Dia 86, 09/07: West Mountain Shelter (1396.8) a Fort Montgomery (1403.8)
Distância do dia: 7 milhas | 11,26 km
Distância total: 1403.8 + 8.8 milhas | 2273,35 km
Distância que falta: 786.0 milhas | 1264,94 km
“Pra mim chega. Eu vim aqui pra caminhar, não pra escalar. Cansei dessa trilha”. New York estava tirando mais um do jogo. Ela era a sexta pessoa que passava pela mesa de piquenique que eu estava sentado, a terceira a reclamar de NY e a primeira a chutar o balde: se levantou, pegou na mochila as coisas que não iria precisar mais e jogou na hiker box, botou a mochila nas coisas e foi saindo. “Você vai mesmo pra casa?”, perguntei. “Eu não tenho mais casa. Tinha pensado em arrumar alguma coisa aqui mas não tem nada nessa cidade. Nada. Vou voltar pra Vernon e ver se consigo algo por lá”. E foi.

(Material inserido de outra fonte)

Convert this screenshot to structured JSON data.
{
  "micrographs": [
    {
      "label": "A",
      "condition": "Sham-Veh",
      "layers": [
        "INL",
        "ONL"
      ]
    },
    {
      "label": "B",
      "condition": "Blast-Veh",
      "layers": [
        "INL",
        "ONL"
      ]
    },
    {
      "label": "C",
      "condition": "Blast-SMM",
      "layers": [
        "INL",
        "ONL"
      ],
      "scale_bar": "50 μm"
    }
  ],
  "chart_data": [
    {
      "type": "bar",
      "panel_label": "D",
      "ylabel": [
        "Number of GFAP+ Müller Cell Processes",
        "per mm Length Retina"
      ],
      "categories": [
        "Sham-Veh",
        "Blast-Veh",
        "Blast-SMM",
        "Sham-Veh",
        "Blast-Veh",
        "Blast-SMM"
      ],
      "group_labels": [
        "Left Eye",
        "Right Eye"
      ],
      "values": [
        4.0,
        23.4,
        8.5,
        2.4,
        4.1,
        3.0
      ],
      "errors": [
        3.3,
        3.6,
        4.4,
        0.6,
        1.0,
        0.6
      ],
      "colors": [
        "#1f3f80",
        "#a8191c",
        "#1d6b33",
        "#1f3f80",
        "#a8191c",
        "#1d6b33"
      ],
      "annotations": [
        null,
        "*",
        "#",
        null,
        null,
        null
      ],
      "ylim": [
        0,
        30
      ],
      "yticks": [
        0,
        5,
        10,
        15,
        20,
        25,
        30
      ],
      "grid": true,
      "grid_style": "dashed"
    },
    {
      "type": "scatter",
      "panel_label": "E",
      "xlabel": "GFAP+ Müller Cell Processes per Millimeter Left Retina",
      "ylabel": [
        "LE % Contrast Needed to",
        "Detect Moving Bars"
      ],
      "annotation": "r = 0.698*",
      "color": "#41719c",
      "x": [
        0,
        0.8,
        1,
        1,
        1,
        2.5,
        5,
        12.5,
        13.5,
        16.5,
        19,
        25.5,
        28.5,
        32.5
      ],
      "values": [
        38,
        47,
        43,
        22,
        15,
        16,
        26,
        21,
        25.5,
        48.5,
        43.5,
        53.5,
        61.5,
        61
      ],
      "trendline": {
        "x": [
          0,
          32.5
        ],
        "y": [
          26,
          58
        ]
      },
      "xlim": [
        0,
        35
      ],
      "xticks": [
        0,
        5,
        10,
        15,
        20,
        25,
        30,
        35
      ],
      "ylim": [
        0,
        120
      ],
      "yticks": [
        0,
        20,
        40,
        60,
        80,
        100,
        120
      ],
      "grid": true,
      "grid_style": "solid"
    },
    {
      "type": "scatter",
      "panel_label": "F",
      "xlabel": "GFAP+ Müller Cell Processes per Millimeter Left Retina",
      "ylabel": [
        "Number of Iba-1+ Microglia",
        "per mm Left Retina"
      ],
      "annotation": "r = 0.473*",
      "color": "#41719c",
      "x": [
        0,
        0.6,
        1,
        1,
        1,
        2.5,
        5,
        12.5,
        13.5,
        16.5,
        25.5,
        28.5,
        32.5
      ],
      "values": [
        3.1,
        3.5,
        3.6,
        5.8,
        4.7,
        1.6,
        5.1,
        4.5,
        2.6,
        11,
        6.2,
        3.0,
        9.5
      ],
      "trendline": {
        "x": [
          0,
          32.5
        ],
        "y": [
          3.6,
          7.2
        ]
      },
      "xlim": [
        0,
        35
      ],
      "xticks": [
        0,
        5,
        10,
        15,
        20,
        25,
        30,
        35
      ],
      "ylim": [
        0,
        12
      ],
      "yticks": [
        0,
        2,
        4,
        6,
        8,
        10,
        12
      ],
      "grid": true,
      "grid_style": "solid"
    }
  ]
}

Realmente não tem nada em Fort Montgomery. O guia listava dois restaurantes e uma loja de conveniência. Os dois restaurantes, onde eu pretendia almoçar, estavam fechados: um de férias o outro permanentemente. Me restou a loja. Eu ainda tinha um dinheiro: os vinte dólares que a dona me deu. Sabia que ali aquilo não iria render muito. Por sorte o lugar tinha empanadas. Empanadas! Meio murchas, mas grandes e com recheio que valia os 2 dólares. Comprei as quatro últimas. Peguei também duas cervejas, um sorvete, um muffin. Contava as moedas pra ver se dava um café. “Pode pegar. É por conta da casa”, me disse o caixa.
Fiquei ali na mesa de piquenique em frente a loja comendo e bebendo enquanto outros hikers passavam, reclamavam e saíam. Cheguei ali cedo, antes de meio dia, e só saí depois das seis.
Foram só sete milhas, praticamente só descida, passando por pontos turísticos como a Bear Mountain (de onde se vê o skyline de New York City, o que eu já tinha visto do shelter). Dá pra chegar lá de carro, e o lugar estava cheio de vans de excursões de chineses e japoneses, que dividiam espaço com os americanos passeando de Porsches e Camaros, Harleys e Kawasakis Ninja.
Na chegada ao parque, outro choque. O lugar é destino de final de semana pra uma galera que mora nos arredores de NYC. Gente de toda etnia curtia o sol, fazia churrasco, aproveitava o domingo. E pra chegar na cidade o caminho era por ali.
A Appalachian Trail tem uma vantagem sobre outras trilhas: se você fizer o percurso correto você tem 100% de chances de ver um urso. Isso porque a saída do parque é por um zoológico de animais resgatados. E o urso está lá, no lugar que também marca a menor elevação da trilha. Já vi tanto urso no habitat natural que passei batido, conversando com a Diane, uma local que ia querendo saber da trilha e me dando os canais de como sair da confusão de turistas.
Fort Montgomery, a cidade, tem esse nome por causa do forte que existiu ali e foi palco de uma batalha entre americanos e ingleses em 1777. Localizado nas margens do Rio Hudson, estratégico pro comércio na época, hoje restam apenas os destroços do forte, destruído pelos ingleses. Mas o cenário é lindo, com três pontes e duas linhas de trem cruzando o rio.
Era debaixo de uma dessas pontes – a menor, só pra pedestres – que eu estava planejando dormir depois que saí da loja. Eu tinha que estar as 8 no correio pra pegar minha caixa com comida e dinheiro e não tinha nenhum outro lugar por ali. Acampar em locais não demarcados, só pra lembrar, é proibido em New York. Tô lá tentando decidir se durmo debaixo da ponte ou não quando passa o Wash Bear. “Tem um lugar que pode acampar a duas milhas daqui”, ele diz. Eu acompanhei. Teria que andar mais no dia seguinte mas pelo menos não correria o risco da minha próxima noite ser na cadeia.